Workflow files are stored at:

.formctl/workflows/<workflow-name>.yml

Safety Contract

  • Dry-run never clicks the recorded submit selector.
  • Real submission requires --approve or an interactive terminal confirmation.
  • Recorded selectors must match exactly one element.
  • Missing or ambiguous selectors fail before filling fields or submitting. Selector mismatch failures write failure.json, failure.png, and audit.jsonl without filling or submitting the form.
  • Login, CAPTCHA, and MFA walls fail before filling fields or submitting. Interaction-required failures write failure.json, failure.png, and audit.jsonl with interaction_required, captcha_required, or mfa_required.
  • File inputs are redacted as [file] in summaries.
  • Audit logs are written for successful dry-run, approved, and selector-mismatch failed runs.
  • JSON output is available for agent and automation callers.

Exit codes

0 success
1 user/input error
2 workflow not found
3 selector mismatch
4 dry-run failed
5 approval required
6 interaction required
10 unexpected runtime error

Dry-run browser runtime failures return dry_run_failed in JSON mode with failure.json and audit.jsonl artifacts. Login, CAPTCHA, and MFA walls return interaction_required, captcha_required, or mfa_required in JSON mode with failure artifacts.

Agent Usage

Agents should call submit --dry-run --json first, inspect the returned artifacts, and only use --approve when the user or policy explicitly allows submission.

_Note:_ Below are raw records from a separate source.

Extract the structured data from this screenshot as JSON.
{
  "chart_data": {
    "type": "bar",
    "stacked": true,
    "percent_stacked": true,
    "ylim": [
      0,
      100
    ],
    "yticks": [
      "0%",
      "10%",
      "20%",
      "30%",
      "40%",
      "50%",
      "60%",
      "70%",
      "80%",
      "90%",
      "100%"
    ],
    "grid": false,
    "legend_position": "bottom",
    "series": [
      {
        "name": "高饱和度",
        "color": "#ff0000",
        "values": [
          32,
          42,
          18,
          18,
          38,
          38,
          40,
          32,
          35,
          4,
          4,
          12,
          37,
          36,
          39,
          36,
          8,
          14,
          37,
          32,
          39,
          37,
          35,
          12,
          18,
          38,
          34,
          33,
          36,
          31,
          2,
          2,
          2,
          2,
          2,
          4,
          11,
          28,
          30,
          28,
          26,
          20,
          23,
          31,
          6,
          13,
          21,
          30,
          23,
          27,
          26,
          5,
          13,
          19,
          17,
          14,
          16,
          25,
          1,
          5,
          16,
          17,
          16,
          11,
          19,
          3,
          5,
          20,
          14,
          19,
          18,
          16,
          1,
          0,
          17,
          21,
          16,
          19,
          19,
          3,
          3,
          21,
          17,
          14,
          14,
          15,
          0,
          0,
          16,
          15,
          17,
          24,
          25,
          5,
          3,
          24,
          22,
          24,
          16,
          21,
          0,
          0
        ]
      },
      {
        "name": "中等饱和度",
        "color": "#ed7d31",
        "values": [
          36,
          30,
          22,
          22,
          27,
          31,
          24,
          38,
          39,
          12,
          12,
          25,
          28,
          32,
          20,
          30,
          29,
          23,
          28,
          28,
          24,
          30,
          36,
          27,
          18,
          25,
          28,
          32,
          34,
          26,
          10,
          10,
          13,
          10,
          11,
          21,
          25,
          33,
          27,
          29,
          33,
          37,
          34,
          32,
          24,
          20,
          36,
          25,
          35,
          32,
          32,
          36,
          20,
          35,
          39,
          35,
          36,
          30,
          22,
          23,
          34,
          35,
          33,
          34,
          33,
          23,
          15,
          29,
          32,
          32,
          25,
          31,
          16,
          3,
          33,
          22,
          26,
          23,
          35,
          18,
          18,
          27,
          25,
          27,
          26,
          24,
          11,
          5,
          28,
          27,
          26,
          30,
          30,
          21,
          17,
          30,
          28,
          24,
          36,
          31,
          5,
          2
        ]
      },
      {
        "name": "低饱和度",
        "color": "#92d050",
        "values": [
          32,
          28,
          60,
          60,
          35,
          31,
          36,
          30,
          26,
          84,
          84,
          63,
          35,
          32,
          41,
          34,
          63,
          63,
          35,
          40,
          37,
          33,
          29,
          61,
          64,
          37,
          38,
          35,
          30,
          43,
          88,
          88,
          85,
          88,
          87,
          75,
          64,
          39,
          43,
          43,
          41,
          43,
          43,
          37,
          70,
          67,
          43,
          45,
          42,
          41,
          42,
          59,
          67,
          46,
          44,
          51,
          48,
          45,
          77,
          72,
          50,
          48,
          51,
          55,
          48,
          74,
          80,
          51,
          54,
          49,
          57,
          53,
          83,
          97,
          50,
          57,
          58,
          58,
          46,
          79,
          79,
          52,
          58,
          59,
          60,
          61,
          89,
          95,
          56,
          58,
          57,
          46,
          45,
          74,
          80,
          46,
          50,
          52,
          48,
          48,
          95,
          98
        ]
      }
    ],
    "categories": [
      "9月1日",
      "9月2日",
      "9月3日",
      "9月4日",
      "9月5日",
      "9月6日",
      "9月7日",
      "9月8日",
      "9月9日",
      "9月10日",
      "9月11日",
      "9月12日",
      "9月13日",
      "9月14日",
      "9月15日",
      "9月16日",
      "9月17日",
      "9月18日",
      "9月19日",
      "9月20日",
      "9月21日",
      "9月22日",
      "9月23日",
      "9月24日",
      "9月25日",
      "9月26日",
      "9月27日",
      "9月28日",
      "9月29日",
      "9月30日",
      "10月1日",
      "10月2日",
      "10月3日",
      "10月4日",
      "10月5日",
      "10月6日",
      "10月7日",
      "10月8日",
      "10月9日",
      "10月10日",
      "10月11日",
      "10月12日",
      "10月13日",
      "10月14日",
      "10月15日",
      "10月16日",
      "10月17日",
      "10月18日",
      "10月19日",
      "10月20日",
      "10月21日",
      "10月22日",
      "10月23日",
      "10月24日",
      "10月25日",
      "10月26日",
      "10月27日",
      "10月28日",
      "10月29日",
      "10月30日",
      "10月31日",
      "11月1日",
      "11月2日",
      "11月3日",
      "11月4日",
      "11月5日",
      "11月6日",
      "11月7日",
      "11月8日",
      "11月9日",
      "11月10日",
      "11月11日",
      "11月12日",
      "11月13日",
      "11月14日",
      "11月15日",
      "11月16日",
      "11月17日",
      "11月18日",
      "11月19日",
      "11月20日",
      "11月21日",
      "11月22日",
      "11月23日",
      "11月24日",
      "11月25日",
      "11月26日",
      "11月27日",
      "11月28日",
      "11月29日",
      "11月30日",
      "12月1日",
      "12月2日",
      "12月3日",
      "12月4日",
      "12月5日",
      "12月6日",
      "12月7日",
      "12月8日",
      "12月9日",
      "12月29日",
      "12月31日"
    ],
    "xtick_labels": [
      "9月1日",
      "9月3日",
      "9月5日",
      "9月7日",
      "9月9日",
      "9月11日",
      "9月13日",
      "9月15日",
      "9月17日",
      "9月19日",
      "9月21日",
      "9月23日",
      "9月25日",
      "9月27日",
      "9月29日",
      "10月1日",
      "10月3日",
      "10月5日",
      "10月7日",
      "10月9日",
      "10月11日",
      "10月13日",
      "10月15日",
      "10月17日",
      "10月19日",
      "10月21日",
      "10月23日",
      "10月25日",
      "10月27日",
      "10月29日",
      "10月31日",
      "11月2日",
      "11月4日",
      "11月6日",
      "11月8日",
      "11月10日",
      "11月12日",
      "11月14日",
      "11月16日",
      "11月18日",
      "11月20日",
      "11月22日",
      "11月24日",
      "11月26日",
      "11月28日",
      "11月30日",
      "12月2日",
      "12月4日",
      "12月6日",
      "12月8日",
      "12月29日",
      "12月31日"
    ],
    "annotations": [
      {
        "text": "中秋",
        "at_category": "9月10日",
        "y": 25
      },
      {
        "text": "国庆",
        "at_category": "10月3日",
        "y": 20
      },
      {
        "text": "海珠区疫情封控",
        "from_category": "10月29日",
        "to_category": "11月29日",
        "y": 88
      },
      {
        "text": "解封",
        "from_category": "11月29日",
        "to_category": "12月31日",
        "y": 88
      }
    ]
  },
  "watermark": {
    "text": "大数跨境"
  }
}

See the Agent safety guide for Codex, Claude Code, Cursor, Copilot CLI, and other coding agents.

See Why browser agents need form-specific CLIs for JSON branching examples and the agent-specific rationale. See the MCP setup guide for local-checkout and npm-based client configuration.

MCP Server

formctl-mcp exposes the dry-run-safe parts of the CLI to MCP clients:

npx formctl-mcp

Tools:

  • formctl_doctor
  • formctl_workflows
  • formctl_inspect
  • formctl_validate
  • formctl_submit_dry_run

The MCP server does not expose approved submit. Agents still need a human or policy-approved CLI call to run formctl submit ... --approve.

Approval-required JSON looks like:

{
  "status": "error",
  "workflow": "expense-report",
  "exitCode": 5,
  "submitted": false,
  "requiresApproval": true,
  "error": {
    "code": "approval_required",
    "message": "Approval required: run with --dry-run to preview or --approve to submit."
  }
}

Current Scope

This is an early MVP. It currently records named form fields and a submit selector from a live page. It detects common login, CAPTCHA, and MFA walls as safe stops, but does not bypass them. It does not yet implement full event-history recording, credential storage, hosted execution, or selector healing.